BENGALURU (Reuters) – Shares of Reliance Industries fell as much as 3% after the conglomerate reported first-quarter profit below analysts’ estimates on Friday, hurt by weak performance in its energy and retail segments.
India’s most valuable company’s results were predominantly hurt by lower margins on fuel sales, while sluggish discretionary spending dragged retail division’s performance.
The fashion and lifestyle segment was hit by lower demand distribution, V Srikanth, the company’s chief financial officer, said in a call on Friday.
Retail revenue growth reflects a continuation of a slowing trend seen from last quarter despite higher footfalls, Ambit Capital analysts said in a note.
The retail segment’s 7% revenue growth came below several analysts’ expectations.

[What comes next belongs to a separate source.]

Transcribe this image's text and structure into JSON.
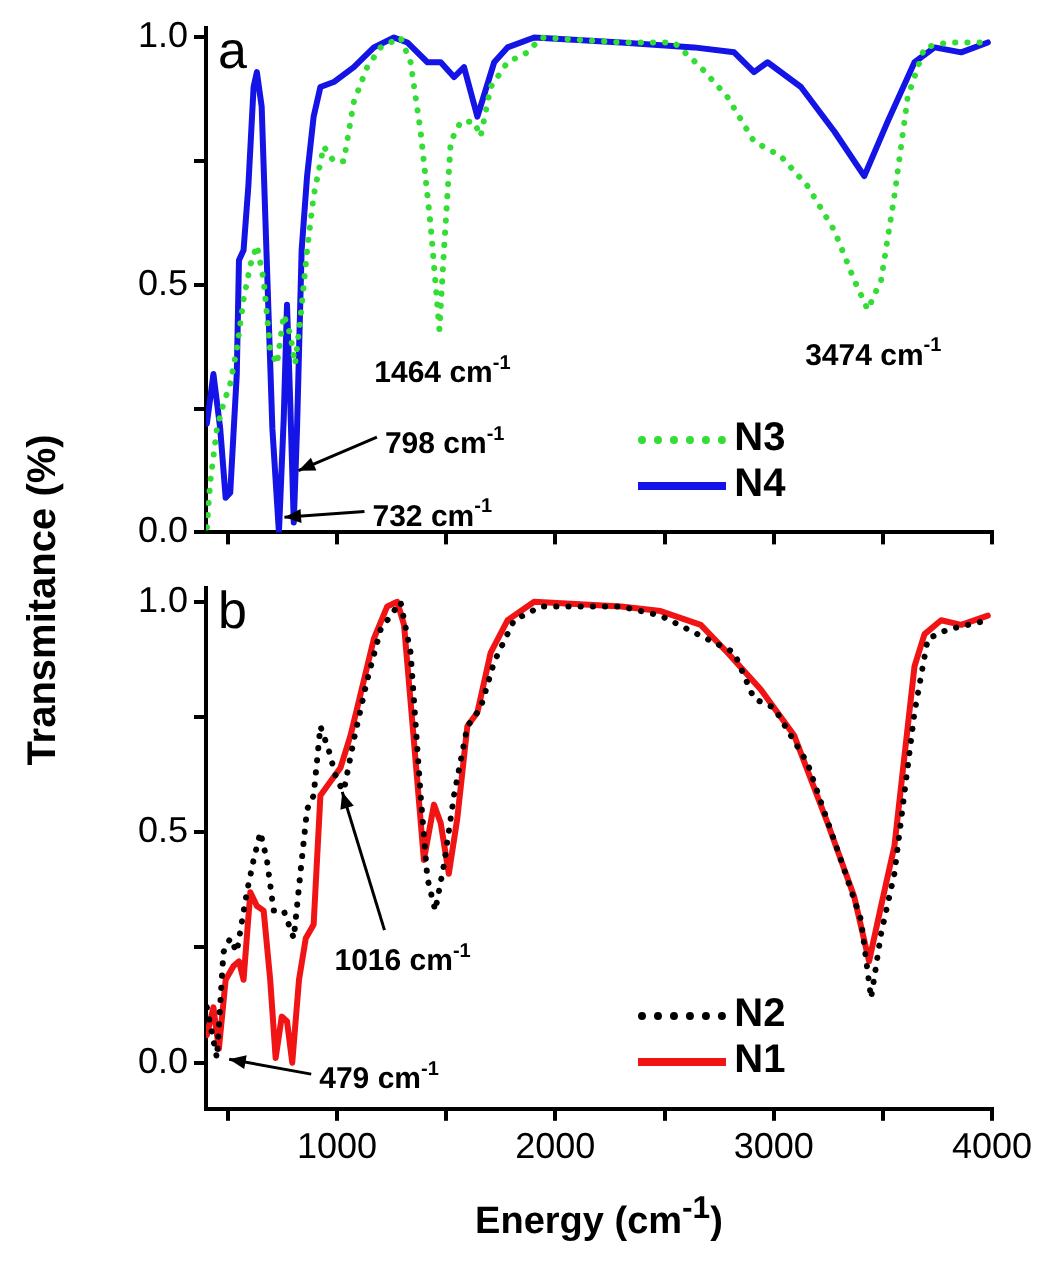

Retail still faces a lack of support from the macro environment, while the oil-to-chemicals segment will likely remain lacklustre given weak margin environment and new refining capacities being commissioned, HSBC analysts said in a note.
Reliance shares are up 17.6% so far this year, compared with 13% gains in the NSE Nifty 50 index
Moderated capex in the first quarter coupled with retail’s sluggishness would lead investors to keep their optimism in check, Ambit analysts said.
Oil-to-chemicals earnings in this fiscal are expected to remain muted considering the weaker first quarter and uncertain margin environment over the rest of the year, ICICI Securities said in a note, adding that could weigh on overall earnings of the company.